21/4/13

Sueños ajenos (3)

No podía creerlo, estaba seguro de haber doblado en esa esquina y justo frente a la puerta de lámina verde, cruzando la calle: el bar. Pero el terreno parecía tener años de abandono, se veía grafiteado y olvidado, se veía infame, olía a orines y la acera frente a sí era una cosa de cemento con parches de tierra. Se sentó al borde, pies en la cuneta y mente por la alcantarilla; e intentó recordar algún otro detalle de lo que les había rodeado aquella noche, pero según iba recordando iba enumerando entre sombras.
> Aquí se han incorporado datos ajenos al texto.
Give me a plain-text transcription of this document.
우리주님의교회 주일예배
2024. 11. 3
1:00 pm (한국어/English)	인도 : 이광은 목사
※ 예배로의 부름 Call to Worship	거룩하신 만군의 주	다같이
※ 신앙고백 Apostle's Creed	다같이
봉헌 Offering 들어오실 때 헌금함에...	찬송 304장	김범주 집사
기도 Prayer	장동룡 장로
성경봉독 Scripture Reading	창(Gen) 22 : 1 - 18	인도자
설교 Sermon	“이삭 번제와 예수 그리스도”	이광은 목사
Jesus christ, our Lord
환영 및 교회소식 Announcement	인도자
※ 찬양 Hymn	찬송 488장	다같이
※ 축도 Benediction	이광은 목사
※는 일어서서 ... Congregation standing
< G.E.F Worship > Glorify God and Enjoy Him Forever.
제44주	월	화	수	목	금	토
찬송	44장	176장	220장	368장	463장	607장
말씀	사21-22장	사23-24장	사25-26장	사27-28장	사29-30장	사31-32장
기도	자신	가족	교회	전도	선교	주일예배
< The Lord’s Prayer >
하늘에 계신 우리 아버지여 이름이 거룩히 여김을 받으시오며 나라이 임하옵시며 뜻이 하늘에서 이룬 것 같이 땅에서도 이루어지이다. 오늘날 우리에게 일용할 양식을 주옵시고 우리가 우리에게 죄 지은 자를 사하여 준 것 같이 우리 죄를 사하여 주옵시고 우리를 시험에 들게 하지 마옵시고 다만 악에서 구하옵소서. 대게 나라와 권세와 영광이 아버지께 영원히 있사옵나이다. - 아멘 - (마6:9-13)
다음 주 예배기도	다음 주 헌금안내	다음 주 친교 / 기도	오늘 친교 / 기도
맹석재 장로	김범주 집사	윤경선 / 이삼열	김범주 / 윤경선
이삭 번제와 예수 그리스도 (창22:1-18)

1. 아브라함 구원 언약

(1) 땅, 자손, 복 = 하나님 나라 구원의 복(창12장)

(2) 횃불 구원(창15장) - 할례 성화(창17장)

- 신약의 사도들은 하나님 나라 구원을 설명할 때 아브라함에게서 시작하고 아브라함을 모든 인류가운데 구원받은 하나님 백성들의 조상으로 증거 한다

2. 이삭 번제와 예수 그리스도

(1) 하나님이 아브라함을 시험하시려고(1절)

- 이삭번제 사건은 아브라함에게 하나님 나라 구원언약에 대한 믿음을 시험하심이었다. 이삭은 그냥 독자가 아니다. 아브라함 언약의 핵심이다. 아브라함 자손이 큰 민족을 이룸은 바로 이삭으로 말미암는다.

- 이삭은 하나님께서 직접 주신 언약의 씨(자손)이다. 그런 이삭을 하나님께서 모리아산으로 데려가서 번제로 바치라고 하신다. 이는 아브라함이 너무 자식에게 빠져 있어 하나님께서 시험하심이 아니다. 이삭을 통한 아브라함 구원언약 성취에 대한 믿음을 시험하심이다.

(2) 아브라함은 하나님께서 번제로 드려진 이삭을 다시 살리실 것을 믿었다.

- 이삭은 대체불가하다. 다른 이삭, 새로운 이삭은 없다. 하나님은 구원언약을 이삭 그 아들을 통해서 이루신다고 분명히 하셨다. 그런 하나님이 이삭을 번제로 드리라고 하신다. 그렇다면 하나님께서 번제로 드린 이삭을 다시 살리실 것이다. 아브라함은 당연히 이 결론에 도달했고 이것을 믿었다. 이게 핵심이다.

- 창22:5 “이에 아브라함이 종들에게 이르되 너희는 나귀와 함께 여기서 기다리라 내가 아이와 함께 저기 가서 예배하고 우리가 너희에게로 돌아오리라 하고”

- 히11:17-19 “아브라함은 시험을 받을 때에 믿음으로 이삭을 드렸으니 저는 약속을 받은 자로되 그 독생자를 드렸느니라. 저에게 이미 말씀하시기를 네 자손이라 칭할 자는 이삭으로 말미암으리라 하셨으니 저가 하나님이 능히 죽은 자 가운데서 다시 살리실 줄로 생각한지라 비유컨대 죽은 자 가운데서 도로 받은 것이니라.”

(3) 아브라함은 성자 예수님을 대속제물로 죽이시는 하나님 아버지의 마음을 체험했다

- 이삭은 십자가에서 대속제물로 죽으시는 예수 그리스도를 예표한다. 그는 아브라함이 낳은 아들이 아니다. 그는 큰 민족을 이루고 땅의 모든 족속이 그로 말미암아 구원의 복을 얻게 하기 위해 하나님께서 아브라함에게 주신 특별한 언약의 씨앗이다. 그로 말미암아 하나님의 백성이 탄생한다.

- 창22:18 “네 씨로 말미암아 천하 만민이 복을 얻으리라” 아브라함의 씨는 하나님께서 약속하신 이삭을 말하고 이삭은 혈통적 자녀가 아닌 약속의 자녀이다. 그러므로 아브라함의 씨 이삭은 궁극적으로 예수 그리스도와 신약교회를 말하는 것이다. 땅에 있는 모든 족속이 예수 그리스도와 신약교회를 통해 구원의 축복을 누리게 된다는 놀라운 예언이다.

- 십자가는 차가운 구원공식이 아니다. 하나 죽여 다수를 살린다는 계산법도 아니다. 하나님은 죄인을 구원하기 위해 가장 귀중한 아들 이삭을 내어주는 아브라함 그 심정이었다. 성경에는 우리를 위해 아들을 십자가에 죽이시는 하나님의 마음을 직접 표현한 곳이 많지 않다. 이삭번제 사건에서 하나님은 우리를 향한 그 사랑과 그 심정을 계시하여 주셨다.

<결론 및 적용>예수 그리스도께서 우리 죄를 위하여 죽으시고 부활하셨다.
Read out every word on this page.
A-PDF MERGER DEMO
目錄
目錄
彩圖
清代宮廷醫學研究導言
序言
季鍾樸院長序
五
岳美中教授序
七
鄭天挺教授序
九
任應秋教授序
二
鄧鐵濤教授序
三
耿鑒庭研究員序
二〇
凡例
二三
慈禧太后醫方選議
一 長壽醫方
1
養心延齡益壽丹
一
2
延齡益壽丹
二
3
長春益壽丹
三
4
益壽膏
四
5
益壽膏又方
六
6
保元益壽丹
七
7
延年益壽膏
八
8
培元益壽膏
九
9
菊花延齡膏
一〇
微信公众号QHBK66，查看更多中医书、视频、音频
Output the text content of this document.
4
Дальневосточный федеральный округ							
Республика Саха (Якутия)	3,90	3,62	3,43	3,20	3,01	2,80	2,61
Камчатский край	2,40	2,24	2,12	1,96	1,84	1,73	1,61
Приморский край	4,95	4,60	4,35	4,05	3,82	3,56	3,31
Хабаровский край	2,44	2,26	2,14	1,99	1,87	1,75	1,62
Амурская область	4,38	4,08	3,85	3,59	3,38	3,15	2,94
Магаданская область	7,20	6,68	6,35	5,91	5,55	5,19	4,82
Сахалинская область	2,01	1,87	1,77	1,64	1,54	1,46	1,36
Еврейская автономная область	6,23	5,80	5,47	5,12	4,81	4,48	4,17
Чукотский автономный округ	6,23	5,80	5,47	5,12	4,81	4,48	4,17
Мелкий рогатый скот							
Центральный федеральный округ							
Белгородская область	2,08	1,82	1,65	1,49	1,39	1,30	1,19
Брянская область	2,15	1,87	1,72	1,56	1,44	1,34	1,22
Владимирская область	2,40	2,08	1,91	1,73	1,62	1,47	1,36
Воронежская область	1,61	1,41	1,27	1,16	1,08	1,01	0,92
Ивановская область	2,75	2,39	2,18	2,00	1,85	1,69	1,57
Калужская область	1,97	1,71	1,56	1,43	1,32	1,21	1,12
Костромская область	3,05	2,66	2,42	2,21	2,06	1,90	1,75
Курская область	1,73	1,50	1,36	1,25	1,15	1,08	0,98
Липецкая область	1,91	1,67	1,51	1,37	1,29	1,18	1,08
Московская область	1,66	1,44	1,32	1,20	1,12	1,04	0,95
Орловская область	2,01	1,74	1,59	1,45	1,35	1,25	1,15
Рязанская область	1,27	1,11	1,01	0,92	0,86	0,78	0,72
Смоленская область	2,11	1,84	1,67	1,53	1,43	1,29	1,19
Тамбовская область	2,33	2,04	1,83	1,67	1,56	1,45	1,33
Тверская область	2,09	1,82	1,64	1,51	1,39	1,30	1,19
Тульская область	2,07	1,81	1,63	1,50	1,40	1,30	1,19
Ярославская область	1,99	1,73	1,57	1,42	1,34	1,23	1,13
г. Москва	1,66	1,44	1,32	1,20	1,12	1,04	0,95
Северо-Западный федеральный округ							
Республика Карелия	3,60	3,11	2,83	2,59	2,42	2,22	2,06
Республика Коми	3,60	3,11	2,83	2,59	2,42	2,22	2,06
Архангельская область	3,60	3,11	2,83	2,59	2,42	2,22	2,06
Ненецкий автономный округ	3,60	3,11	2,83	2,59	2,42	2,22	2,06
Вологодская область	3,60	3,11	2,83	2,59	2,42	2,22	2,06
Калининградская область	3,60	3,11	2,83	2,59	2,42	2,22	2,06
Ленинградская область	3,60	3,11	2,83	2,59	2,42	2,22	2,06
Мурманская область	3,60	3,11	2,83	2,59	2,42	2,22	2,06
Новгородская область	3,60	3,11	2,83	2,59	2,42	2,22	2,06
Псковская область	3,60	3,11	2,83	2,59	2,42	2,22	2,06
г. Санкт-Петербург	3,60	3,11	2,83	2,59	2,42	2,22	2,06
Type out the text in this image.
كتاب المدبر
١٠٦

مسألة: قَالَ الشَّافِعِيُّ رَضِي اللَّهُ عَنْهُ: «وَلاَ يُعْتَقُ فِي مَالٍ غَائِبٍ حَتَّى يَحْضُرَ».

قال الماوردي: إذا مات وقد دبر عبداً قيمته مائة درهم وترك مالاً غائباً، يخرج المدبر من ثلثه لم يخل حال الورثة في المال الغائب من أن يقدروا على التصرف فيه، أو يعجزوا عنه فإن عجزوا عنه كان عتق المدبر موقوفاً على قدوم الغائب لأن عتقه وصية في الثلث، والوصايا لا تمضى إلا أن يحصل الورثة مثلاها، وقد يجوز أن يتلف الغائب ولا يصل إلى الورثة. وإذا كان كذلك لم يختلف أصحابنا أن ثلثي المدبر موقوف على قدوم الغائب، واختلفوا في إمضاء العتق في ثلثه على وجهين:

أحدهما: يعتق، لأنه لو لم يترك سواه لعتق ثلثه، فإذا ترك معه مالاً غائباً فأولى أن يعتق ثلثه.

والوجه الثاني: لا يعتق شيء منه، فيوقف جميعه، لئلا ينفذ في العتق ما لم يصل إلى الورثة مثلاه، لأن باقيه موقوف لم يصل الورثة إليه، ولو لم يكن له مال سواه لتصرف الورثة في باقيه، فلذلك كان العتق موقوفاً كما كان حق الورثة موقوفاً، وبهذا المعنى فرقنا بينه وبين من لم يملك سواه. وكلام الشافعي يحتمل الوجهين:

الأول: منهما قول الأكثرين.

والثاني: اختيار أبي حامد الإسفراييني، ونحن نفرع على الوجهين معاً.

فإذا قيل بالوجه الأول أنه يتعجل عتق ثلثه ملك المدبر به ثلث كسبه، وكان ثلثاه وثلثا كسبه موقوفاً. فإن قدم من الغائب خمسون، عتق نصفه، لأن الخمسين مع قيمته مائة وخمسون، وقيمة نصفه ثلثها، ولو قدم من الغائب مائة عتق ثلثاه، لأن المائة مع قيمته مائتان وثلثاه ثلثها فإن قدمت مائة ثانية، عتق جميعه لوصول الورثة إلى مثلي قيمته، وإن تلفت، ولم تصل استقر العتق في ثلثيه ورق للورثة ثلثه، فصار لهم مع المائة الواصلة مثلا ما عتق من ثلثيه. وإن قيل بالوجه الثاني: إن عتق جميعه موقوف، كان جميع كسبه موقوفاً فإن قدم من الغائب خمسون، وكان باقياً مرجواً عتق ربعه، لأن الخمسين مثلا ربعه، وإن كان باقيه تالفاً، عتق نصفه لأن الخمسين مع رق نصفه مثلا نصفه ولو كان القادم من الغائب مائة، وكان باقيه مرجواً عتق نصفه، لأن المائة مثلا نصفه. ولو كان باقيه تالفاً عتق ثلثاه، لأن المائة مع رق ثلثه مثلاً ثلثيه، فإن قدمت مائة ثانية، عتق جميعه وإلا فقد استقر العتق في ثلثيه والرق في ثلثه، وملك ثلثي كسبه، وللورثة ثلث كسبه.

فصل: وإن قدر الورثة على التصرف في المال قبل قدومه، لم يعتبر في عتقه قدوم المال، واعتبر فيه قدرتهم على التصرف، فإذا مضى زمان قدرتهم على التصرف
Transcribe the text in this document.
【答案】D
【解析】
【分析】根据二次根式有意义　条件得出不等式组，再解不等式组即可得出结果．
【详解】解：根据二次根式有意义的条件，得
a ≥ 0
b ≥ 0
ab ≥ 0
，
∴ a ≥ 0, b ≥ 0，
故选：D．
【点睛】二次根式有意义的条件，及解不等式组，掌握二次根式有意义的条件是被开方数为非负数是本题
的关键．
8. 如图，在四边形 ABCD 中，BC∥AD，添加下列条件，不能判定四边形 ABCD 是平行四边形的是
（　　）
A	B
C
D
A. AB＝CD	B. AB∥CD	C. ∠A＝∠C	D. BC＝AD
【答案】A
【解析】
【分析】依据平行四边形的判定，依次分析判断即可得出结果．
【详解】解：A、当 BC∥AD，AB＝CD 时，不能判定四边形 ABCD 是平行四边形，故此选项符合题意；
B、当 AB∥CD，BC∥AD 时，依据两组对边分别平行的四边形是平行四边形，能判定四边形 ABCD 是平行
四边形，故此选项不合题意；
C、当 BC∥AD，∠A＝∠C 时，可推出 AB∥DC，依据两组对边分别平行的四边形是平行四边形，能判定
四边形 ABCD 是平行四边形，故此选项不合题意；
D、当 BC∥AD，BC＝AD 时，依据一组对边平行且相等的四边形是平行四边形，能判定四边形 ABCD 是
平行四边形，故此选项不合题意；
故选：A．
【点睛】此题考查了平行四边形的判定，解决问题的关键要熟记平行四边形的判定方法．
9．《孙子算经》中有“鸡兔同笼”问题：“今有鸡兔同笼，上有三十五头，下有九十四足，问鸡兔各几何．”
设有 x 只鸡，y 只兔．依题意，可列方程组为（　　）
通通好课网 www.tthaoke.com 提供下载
"Se cansó de ser refugio y se convirtió en personificación del abandono" se dijo por lo bajo, intentando creer en la posibilidad de esa característica fantástica de ir y venir cual animal con patas. Encendió el primer cigarro de la cajetilla, dudando de porqué había llegado en primer lugar (solo y sin plata, no había mucho que hacer en un bar, menos en un bar imaginario). Sopló la brasa con la primera calada y se dejó recorrer por la brisa.
La noche estaba pálida, la luna tres cuartos creciente y el aire suspiraba primavera a mitad de abril. En la esquina, una lucesita roja bailaba al compás de una mano; respirando profundo dibujó por dos milésimas un rostro (una nariz y un par de cuencas) y continuó su danza. Entre goterones de luna y autos en las paralelas, logró distinguir una silueta apoyada contra la pared. Por el ritmo con el que respiraba la luz, sería un ser ansioso, alguna criatura de mares lejanos, estancada en esa esquina esperando un paladín o un hechicero para partir a una de esas aventuras maravillosas de las que la gente no se entera.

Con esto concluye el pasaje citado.